Rab’bin Sofrası Nedir?
Son Akşam Yemeği Müjde’lerin hepsinde kaydedilmiştir(Matta 26:17-30; Markos 14:12-26; Luka 22:7-30). Bu hem Fısıh Bayramı yemeğiydi hem de İsa’nın tutuklanması ve sonrasında çarmıha gerilmesinden önce öğrencileri ile birlikte yediği son yemekti. Son Akşam Yemeği’nin en önemli anlarından birisi İsa’nın tüm insanlık için yapmakta olduğu şeyi -çarmıhta kanını dökerek günahımızın bedelini ödemesini(Luka 22:19)-anmalarını emretmesiydi.
Tanrı’nın Krallığı için acı çekmesi ve ölümüne ek olarak (Luka 22:15-16), İsa Petrus’un kendisini inkar edeceğini (Luka 22:34) ve Yahuda İskaryot’un ihanetini (Matta 26:21-24) önceden söyledi. \
Fısıh ziyafeti Yahudi halkı için o zamanda Tanrı’nın kendilerini Mısır’daki fiziksel ölümden kurtardığı için özellikle önemli kutsal bir olaydı(Mısır’dan Çıkış 11:1-13:16).
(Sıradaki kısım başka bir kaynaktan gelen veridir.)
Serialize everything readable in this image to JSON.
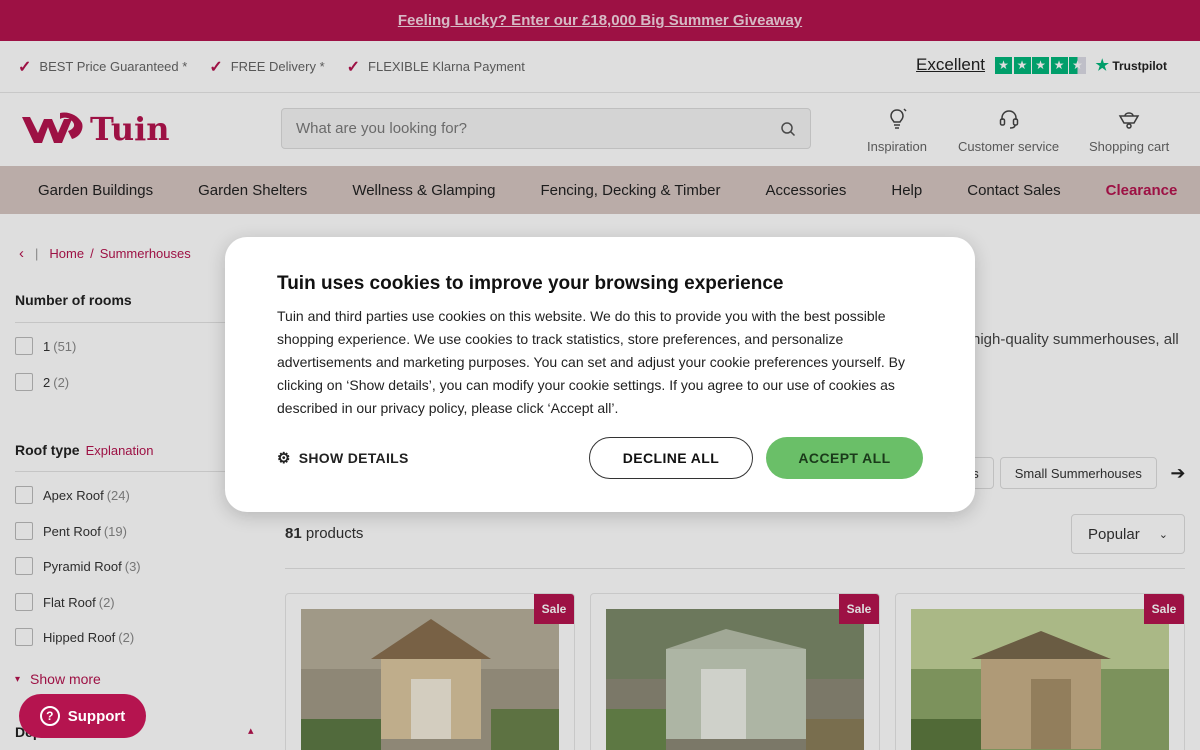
{
  "promo": {
    "text": "Feeling Lucky? Enter our £18,000 Big Summer Giveaway"
  },
  "usp": [
    {
      "label": "BEST Price Guaranteed *"
    },
    {
      "label": "FREE Delivery *"
    },
    {
      "label": "FLEXIBLE Klarna Payment"
    }
  ],
  "trustpilot": {
    "rating_label": "Excellent",
    "brand": "Trustpilot",
    "stars": 4.5,
    "color": "#00b67a"
  },
  "header": {
    "logo": "Tuin",
    "search_placeholder": "What are you looking for?",
    "links": [
      {
        "label": "Inspiration",
        "icon": "lightbulb-icon"
      },
      {
        "label": "Customer service",
        "icon": "headset-icon"
      },
      {
        "label": "Shopping cart",
        "icon": "wheelbarrow-icon"
      }
    ]
  },
  "nav": [
    "Garden Buildings",
    "Garden Shelters",
    "Wellness & Glamping",
    "Fencing, Decking & Timber",
    "Accessories",
    "Help",
    "Contact Sales",
    "Clearance"
  ],
  "breadcrumb": {
    "back": "‹",
    "sep": "|",
    "home": "Home",
    "current": "Summerhouses"
  },
  "filters": {
    "rooms": {
      "title": "Number of rooms",
      "options": [
        {
          "label": "1",
          "count": "(51)"
        },
        {
          "label": "2",
          "count": "(2)"
        }
      ]
    },
    "roof": {
      "title": "Roof type",
      "explanation": "Explanation",
      "options": [
        {
          "label": "Apex Roof",
          "count": "(24)"
        },
        {
          "label": "Pent Roof",
          "count": "(19)"
        },
        {
          "label": "Pyramid Roof",
          "count": "(3)"
        },
        {
          "label": "Flat Roof",
          "count": "(2)"
        },
        {
          "label": "Hipped Roof",
          "count": "(2)"
        }
      ],
      "show_more": "Show more"
    },
    "next_title": "Dep"
  },
  "intro_text": "high-quality summerhouses, all",
  "chips": [
    "es",
    "Small Summerhouses"
  ],
  "products": {
    "count": "81",
    "count_label": "products",
    "sort": "Popular",
    "badge": "Sale"
  },
  "support": {
    "label": "Support"
  },
  "cookie": {
    "title": "Tuin uses cookies to improve your browsing experience",
    "body": "Tuin and third parties use cookies on this website. We do this to provide you with the best possible shopping experience. We use cookies to track statistics, store preferences, and personalize advertisements and marketing purposes. You can set and adjust your cookie preferences yourself. By clicking on ‘Show details’, you can modify your cookie settings. If you agree to our use of cookies as described in our privacy policy, please click ‘Accept all’.",
    "show_details": "SHOW DETAILS",
    "decline": "DECLINE ALL",
    "accept": "ACCEPT ALL"
  },
  "colors": {
    "brand": "#b5144f",
    "nav_bg": "#d6c6c2",
    "accept": "#6abf68"
  }
}
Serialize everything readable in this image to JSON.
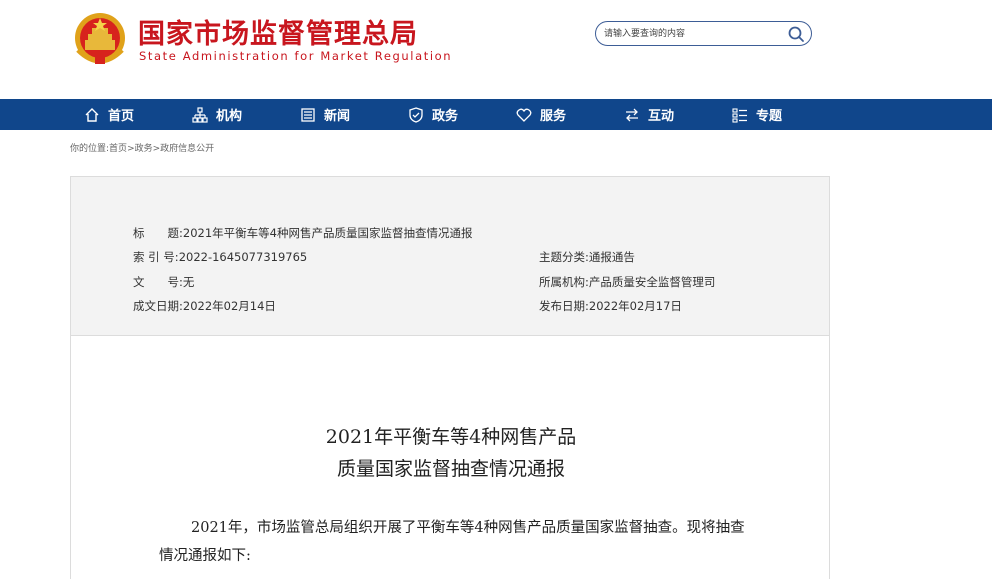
{
  "header": {
    "title": "国家市场监督管理总局",
    "subtitle": "State Administration for Market Regulation",
    "search_placeholder": "请输入要查询的内容"
  },
  "nav": {
    "items": [
      {
        "label": "首页",
        "icon": "home-icon"
      },
      {
        "label": "机构",
        "icon": "org-chart-icon"
      },
      {
        "label": "新闻",
        "icon": "newspaper-icon"
      },
      {
        "label": "政务",
        "icon": "shield-icon"
      },
      {
        "label": "服务",
        "icon": "heart-icon"
      },
      {
        "label": "互动",
        "icon": "exchange-icon"
      },
      {
        "label": "专题",
        "icon": "list-icon"
      }
    ]
  },
  "breadcrumb": {
    "prefix": "你的位置:",
    "items": [
      "首页",
      "政务",
      "政府信息公开"
    ],
    "separator": ">"
  },
  "info": {
    "title_label": "标　　题:",
    "title_value": "2021年平衡车等4种网售产品质量国家监督抽查情况通报",
    "index_label": "索 引 号:",
    "index_value": "2022-1645077319765",
    "category_label": "主题分类:",
    "category_value": "通报通告",
    "doc_no_label": "文　　号:",
    "doc_no_value": "无",
    "org_label": "所属机构:",
    "org_value": "产品质量安全监督管理司",
    "created_label": "成文日期:",
    "created_value": "2022年02月14日",
    "published_label": "发布日期:",
    "published_value": "2022年02月17日"
  },
  "article": {
    "title_line1": "2021年平衡车等4种网售产品",
    "title_line2": "质量国家监督抽查情况通报",
    "paragraph1": "2021年，市场监管总局组织开展了平衡车等4种网售产品质量国家监督抽查。现将抽查情况通报如下:"
  },
  "colors": {
    "brand_red": "#c8161e",
    "nav_blue": "#10468b",
    "info_bg": "#f3f3f3"
  }
}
Öğrencileriyle son yemeği boyunca İsa Fısıh ile ilgili iki sembolü aldı ve bizi ruhsal ölümden kurtaran Kendi kurbanını hatırlama yolu olarak yeni bir anlamla doldurdu. ‘Sonra kaseyi alarak şükretti ve ‘Bunu alın, aranızda paylaşın’ dedi. ‘Size şunu söyleyeyim, Tanrı’nın Egemenliği gelene dek, asmanın ürününden bir daha içmeyeceğim.’ Sonra eline ekmek aldı, şükredip ekmeği böldü ve onlara verdi. «Bu sizin uğrunuza feda edilen bedenimdir. Beni anmak için böyle yapın» dedi. Aynı şekilde, yemekten sonra kâseyi alıp şöyle dedi: «Bu kâse, sizin uğrunuza akıtılan kanımla gerçekleşen yeni antlaşmadır. Ama beni ele verecek olan kişinin eli şu anda benimkiyle birlikte sofradadır. İnsanoğlu, belirlenmiş olan yoldan gidiyor. Ama O'nu ele veren adamın vay haline!»(Luka 22:17-20)
Aynı zamanda Son Akşam Yemeği sırasında, İsa öğrencilerinin ayaklarını yıkayarak hizmetkarlık prensibini öğretti: ‘«Ama siz böyle olmayacaksınız. Aranızda en büyük olan, en küçük gibi olsun; yöneten, hizmet eden gibi olsun. Hangisi daha büyük, sofrada oturan mı, hizmet eden mi? Sofrada oturan değil mi? Oysa ben aranızda hizmet eden biri gibi oldum.’(Luka 22:26-27)
Son Akşam Yemeği bugün Rab’bin Sofrasında tekrarlanır(1.Korintliler 11:23-33). Kutsal Kitap bize İsa’nın ölümünün Fısıh kurbanı ile bağlantılı olduğunu öğretir. Yuhanna İsa’nın ölümünün Fısıh kurbanına benzediğini ve kemiklerinin kırılmadığını not eder: (Yuhanna 19:36; Mısır’dan Çıkış 12:46). Ve Pavlus şöyle der: ‘Çünkü Fısıh kuzumuz olan Mesih kurban edilmiştir.’ (1 Korintliler 5:7). Fısıh yemeği genellikle bir aile kutlamasıydı. Ancak Son Akşam Yemeği’nde elçiler İsa ile yalnızdılar(Luka 22:14) bu da bu özel yemeğin elçilerin temeli olduğu kilise için belirli bir amacı olduğunu gösteriyordu(Efesliler 2:20) Bu yemeğin Yahudiler için özel anlamları vardı, bu aynı zamanda kilise için de tasarlanmıştı. Son Akşam Yemeği Yenisini müjdeleyen Eski Antlaşma’da köklenmişti.
İsa’nın çarmıha gerilmesinin Fısıh ile karşılaştırılmasında, Mesih’in ölümünün kurtarıcı doğasını kolaylıkla görebiliriz. Eski Antlaşma’daki asıl Fısıh kurbanında olduğu gibi, Mesih’in ölümü de Kendi halkının günahlarını bağışlatır; kanı bizi aklar ve temizler ve ölümden kurtarır. Bugün Rab’bin sofrası inanlıların Mesih’in mükemmel kurbanı üzerinde düşündükleri ve O’na iman ederek imanımız aracılığıyla O’nunla sonsuza dek birlikte yemek yiyeceğimizi bildikleri bir zamandır(Vahiy 3:20).